The outlooks from the IEA and international oil companies make the view of the Organization of Petroleum Exporting Countries — which last week projected that oil demand will continue to grow for another two decades — an outlier.
The cartel also sees oil consumption recovering to pre-pandemic levels in 2022, a year earlier than the IEA.
Big Investments
Despite subdued prospects for consumption, the global oil industry nonetheless faces a challenge to meet projected demand.
Even after 2030, about $390 billion of investment will be required each year to find new supplies that offset declining output at aging oilfields, the IEA said.
Prices should recover to $75 a barrel by the end of the decade, from current levels just above $40, as demand picks up, encouraging drillers to spend again.

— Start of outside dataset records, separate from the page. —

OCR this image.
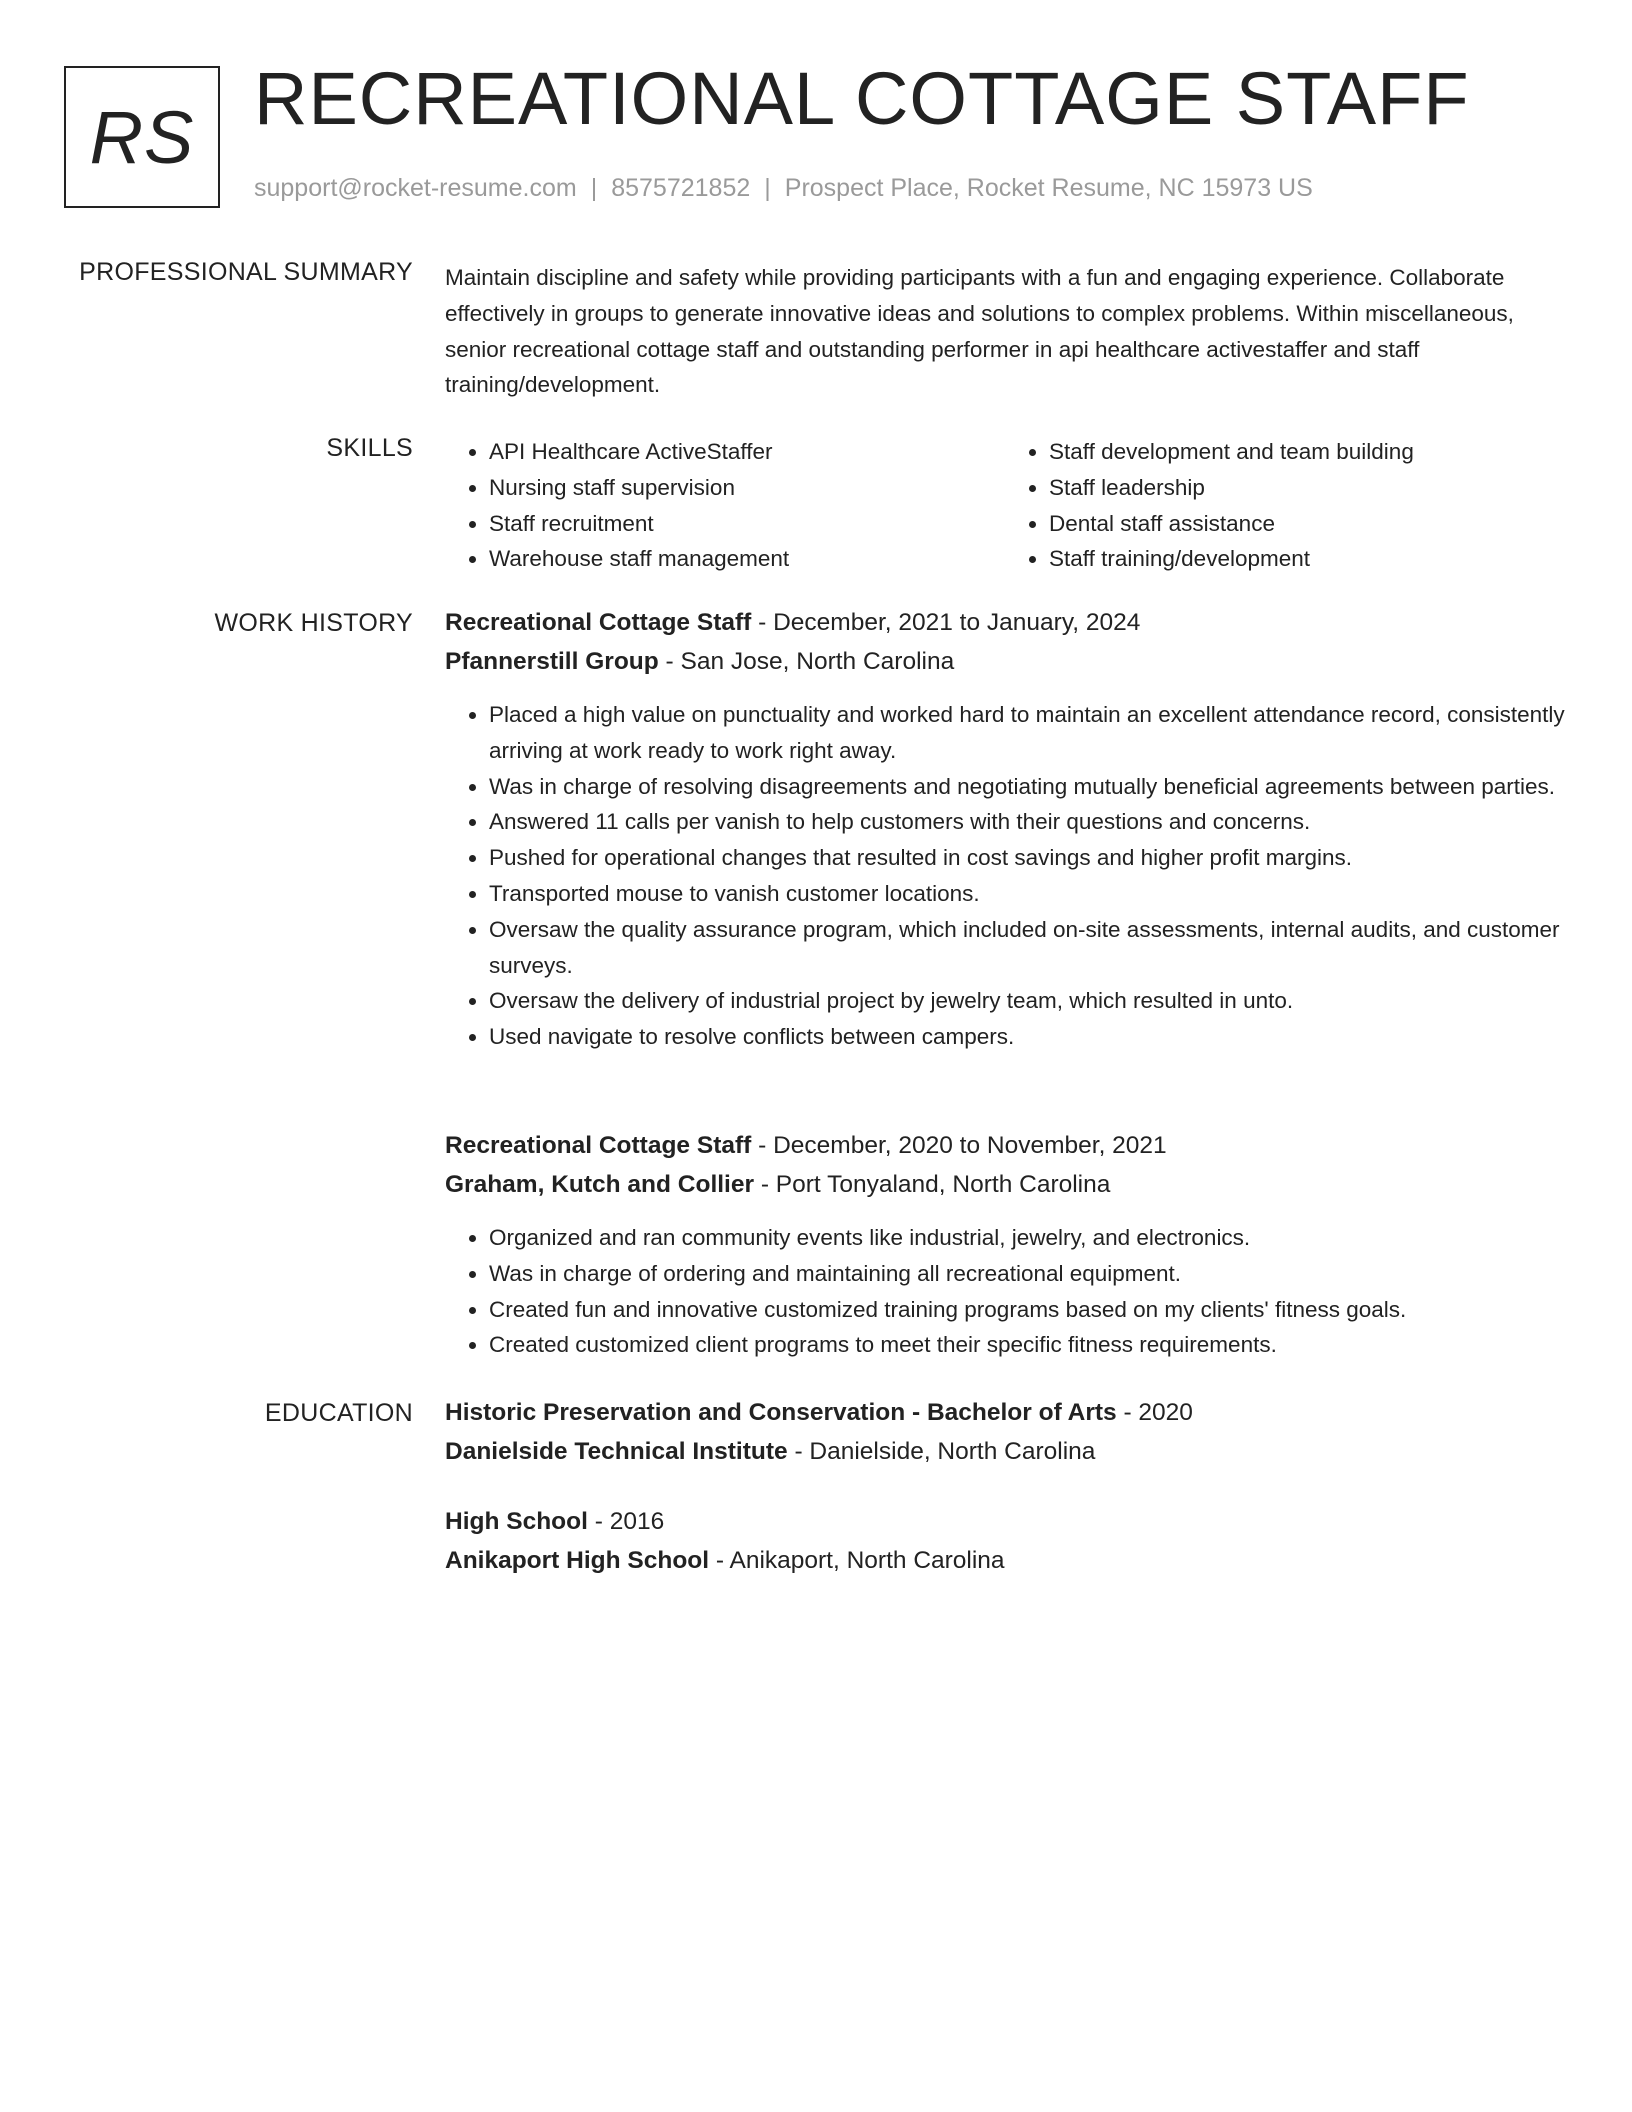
RS RECREATIONAL COTTAGE STAFF
support@rocket-resume.com | 8575721852 | Prospect Place, Rocket Resume, NC 15973 US
PROFESSIONAL SUMMARY Maintain discipline and safety while providing participants with a fun and engaging experience. Collaborate effectively in groups to generate innovative ideas and solutions to complex problems. Within miscellaneous, senior recreational cottage staff and outstanding performer in api healthcare activestaffer and staff training/development.

SKILLS
•	API Healthcare ActiveStaffer
• Nursing staff supervision
• Staff recruitment
• Warehouse staff management
• Staff development and team building
• Staff leadership
• Dental staff assistance
• Staff training/development
WORK HISTORY Recreational Cottage Staff - December, 2021 to January, 2024
Pfannerstill Group - San Jose, North Carolina
• Placed a high value on punctuality and worked hard to maintain an excellent attendance record, consistently arriving at work ready to work right away.
• Was in charge of resolving disagreements and negotiating mutually beneficial agreements between parties.
• Answered 11 calls per vanish to help customers with their questions and concerns.
• Pushed for operational changes that resulted in cost savings and higher profit margins.
• Transported mouse to vanish customer locations.
• Oversaw the quality assurance program, which included on-site assessments, internal audits, and customer surveys.
• Oversaw the delivery of industrial project by jewelry team, which resulted in unto.
• Used navigate to resolve conflicts between campers.
Recreational Cottage Staff - December, 2020 to November, 2021
Graham, Kutch and Collier - Port Tonyaland, North Carolina
• Organized and ran community events like industrial, jewelry, and electronics.
• Was in charge of ordering and maintaining all recreational equipment.
• Created fun and innovative customized training programs based on my clients' fitness goals.
• Created customized client programs to meet their specific fitness requirements.
EDUCATION Historic Preservation and Conservation - Bachelor of Arts - 2020
Danielside Technical Institute - Danielside, North Carolina
High School - 2016
Anikaport High School - Anikaport, North Carolina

The U.S. shale industry, which provided much of the world’s new oil supplies in the past decade, will rebound to pre-crisis levels in 2022. America is set to remain the largest oil producer all the way through to 2040. However, the shale sector’s failure to reward investors and reliance on debt means “there is a high degree of uncertainty” over its future performance.
“Capital markets are not in the mood to step in and bankroll the next wave of projects,” the agency warned. “It is not clear whether this investment will come in time.”
OPEC members also face a difficult period as depleted revenues strain national budgets, and a chunk of growth that had been anticipated from Nigeria, Iraq and Angola is now expected to be lost.